人生には立ち止まる瞬間が必要だ。いや、必要か不必要かを考えるまでもなく、そういう瞬間は誰の人生にもふいに訪れたりする。
あなたの場合はどうだろう。
最近、いつ立ち止まっただろう。
私の場合は、いままさに、立ち止まっている。なんだか「踊り場」に出た感覚がある。インタビューを仕事にしたい、とわけ分からぬまま走り出したのがちょうど3年前。この3年間、さまざまな方々との出会いに励まされ、支えられながらなんとか生きてきた。さて、私はこれからどんな役割を担いたいのだろうと、いま立ち止まっている。悩んでいるのとも違うし、きっと心では行くべき道が見えている、そのうえで時間の流れのなかに佇んでいる。
そういえば、「佇む(たたずむ)」には、「立ち止まる」という意味のほかに「そのあたりを行きつ戻りつする」という意味もあるらしい。静と動、どちらも包含した言葉。おもしろいなぁと思う。
身体は動いているが、その身体運動の中心となる場は固定されている、そんなイメージなのかもしれない。そうだとしたら、いまの私はまさに佇む時間を味わっている。日々せわしなく生きていながら、同じ中心点の左右上下を行きつ戻りつしている。その中心点にはやはり「インタビュー」という言葉が書かれている(これはもうどうしようもないらしい)
でも、立ち止まるのもそんなに悪くない。もちろん焦りのようなものはゼロではないが、焦っても上手くいかいことがわかるくらいにはこれまで何度か失敗してきた。
むしろ、立ち止まることで見えてくるものがある。振り返ることで、自分の本当の声に耳を傾けることもできる。
なかなかいい時間ではないだろうか、立ち止まる時間も。この時間をもっと楽しめないだろうか。もっと創造的にできないだろうか、遊べないだろうか。そういう問いが浮かんできた。

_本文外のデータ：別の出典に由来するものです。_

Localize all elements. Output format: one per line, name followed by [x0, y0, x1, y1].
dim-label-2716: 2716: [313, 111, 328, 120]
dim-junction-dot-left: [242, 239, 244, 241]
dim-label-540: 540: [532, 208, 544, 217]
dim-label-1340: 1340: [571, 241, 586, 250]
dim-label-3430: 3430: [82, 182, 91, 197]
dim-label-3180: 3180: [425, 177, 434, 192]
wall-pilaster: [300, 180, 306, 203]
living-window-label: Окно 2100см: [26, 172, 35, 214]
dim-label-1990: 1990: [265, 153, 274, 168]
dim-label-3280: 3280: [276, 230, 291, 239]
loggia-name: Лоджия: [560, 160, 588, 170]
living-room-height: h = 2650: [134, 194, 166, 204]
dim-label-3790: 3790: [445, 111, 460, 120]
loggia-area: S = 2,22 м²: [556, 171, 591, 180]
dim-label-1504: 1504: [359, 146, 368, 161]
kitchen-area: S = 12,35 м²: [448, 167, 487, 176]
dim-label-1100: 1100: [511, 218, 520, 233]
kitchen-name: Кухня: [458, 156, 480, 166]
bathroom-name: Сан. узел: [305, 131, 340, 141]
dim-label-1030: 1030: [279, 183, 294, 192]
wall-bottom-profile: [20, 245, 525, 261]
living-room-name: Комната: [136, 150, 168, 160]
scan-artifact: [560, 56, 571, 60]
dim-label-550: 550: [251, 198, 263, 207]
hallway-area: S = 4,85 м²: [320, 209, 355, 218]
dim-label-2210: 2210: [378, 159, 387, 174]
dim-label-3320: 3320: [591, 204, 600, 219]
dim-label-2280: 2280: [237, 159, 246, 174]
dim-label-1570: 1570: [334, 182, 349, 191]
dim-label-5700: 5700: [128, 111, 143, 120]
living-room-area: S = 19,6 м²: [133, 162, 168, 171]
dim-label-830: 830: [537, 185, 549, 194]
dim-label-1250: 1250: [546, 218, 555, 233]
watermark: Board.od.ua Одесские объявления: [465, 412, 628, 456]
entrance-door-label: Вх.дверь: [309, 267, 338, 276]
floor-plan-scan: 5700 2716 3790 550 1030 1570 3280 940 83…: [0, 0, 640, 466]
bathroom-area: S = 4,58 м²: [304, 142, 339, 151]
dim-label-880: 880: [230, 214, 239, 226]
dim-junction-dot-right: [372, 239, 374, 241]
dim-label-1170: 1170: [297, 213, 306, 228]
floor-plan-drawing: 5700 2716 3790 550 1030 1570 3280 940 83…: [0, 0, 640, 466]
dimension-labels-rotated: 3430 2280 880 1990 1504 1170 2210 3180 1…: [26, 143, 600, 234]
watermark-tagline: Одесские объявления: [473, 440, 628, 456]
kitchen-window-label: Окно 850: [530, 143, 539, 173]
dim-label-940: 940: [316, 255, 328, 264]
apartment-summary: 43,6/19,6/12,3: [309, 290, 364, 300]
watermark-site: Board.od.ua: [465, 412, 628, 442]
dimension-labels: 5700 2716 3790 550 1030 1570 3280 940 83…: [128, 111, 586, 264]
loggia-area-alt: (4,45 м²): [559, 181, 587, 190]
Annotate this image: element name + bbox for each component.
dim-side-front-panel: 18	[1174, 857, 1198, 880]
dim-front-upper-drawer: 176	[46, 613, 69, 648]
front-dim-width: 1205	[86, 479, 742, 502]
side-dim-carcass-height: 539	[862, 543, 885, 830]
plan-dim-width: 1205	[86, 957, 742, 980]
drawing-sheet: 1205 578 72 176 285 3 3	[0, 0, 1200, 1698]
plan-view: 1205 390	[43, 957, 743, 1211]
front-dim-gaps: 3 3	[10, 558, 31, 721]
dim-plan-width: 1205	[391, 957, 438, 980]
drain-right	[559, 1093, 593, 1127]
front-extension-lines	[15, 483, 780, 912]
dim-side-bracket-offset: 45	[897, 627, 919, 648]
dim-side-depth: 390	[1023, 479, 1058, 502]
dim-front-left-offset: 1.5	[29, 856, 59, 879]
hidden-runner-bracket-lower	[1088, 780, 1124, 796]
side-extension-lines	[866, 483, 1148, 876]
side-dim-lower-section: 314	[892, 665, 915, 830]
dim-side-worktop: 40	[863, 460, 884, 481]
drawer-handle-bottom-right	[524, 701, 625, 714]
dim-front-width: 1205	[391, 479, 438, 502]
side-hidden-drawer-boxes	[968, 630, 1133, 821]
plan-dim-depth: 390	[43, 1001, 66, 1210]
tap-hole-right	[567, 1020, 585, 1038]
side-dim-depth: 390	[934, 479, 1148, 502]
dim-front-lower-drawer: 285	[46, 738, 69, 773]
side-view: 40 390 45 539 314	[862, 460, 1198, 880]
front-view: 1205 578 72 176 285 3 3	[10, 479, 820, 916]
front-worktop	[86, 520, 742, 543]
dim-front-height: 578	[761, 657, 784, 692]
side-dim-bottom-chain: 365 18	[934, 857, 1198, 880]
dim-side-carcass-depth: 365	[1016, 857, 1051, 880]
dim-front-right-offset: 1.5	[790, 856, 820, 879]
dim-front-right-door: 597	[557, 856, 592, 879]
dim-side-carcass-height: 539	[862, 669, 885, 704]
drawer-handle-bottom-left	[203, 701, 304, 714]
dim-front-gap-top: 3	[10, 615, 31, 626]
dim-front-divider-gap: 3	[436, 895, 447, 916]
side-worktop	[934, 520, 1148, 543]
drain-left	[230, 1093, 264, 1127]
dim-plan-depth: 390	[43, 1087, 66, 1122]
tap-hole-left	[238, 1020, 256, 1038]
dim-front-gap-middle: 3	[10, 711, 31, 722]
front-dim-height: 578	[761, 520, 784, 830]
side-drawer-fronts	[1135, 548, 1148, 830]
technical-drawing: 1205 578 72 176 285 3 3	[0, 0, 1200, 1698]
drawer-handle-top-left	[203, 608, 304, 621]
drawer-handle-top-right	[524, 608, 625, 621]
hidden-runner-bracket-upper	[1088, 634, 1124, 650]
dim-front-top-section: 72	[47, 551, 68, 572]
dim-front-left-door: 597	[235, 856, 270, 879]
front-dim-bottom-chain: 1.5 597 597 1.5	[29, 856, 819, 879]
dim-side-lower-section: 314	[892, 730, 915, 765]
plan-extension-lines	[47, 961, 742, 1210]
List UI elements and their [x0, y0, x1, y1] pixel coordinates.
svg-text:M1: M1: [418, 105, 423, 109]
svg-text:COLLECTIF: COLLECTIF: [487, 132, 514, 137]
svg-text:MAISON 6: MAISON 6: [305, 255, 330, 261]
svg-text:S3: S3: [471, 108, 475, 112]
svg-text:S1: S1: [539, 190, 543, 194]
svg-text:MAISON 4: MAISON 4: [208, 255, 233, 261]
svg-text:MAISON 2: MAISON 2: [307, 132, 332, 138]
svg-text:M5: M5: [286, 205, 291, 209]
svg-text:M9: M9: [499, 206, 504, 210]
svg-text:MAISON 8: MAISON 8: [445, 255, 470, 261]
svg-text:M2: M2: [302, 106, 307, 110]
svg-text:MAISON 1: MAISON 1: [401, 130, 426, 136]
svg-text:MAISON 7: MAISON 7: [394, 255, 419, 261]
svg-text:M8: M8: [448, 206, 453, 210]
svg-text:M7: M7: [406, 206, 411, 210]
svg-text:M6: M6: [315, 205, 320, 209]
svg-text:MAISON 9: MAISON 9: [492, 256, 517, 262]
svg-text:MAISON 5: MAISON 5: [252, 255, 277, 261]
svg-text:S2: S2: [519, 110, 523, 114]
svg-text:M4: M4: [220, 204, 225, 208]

もしかしたら、【人生を振り返る】時間を提供できるインタビューという行為によって、それはなし得るのかもしれない。だれかの立ち止まる時間を、もっといいものにできるかもしれない。早く生きていくtipsばかり増えて、立ち止まる作法はあまり語られない今の時代だからこそ、誰かともっと立ち止まる時間の喜びを分かち合えないだろうか。
思考は自由に飛び回り、同じ場所を行きつ戻りつしながら、インタビューのことばかり最近は考えている。たぶん年明けくらいには新しい一歩を踏み出せるんじゃないかなぁとなんとなく予感している。それまでは、まわりの景色をぼんやり見ながら自分の中で何かが育つのをただ待ってみる。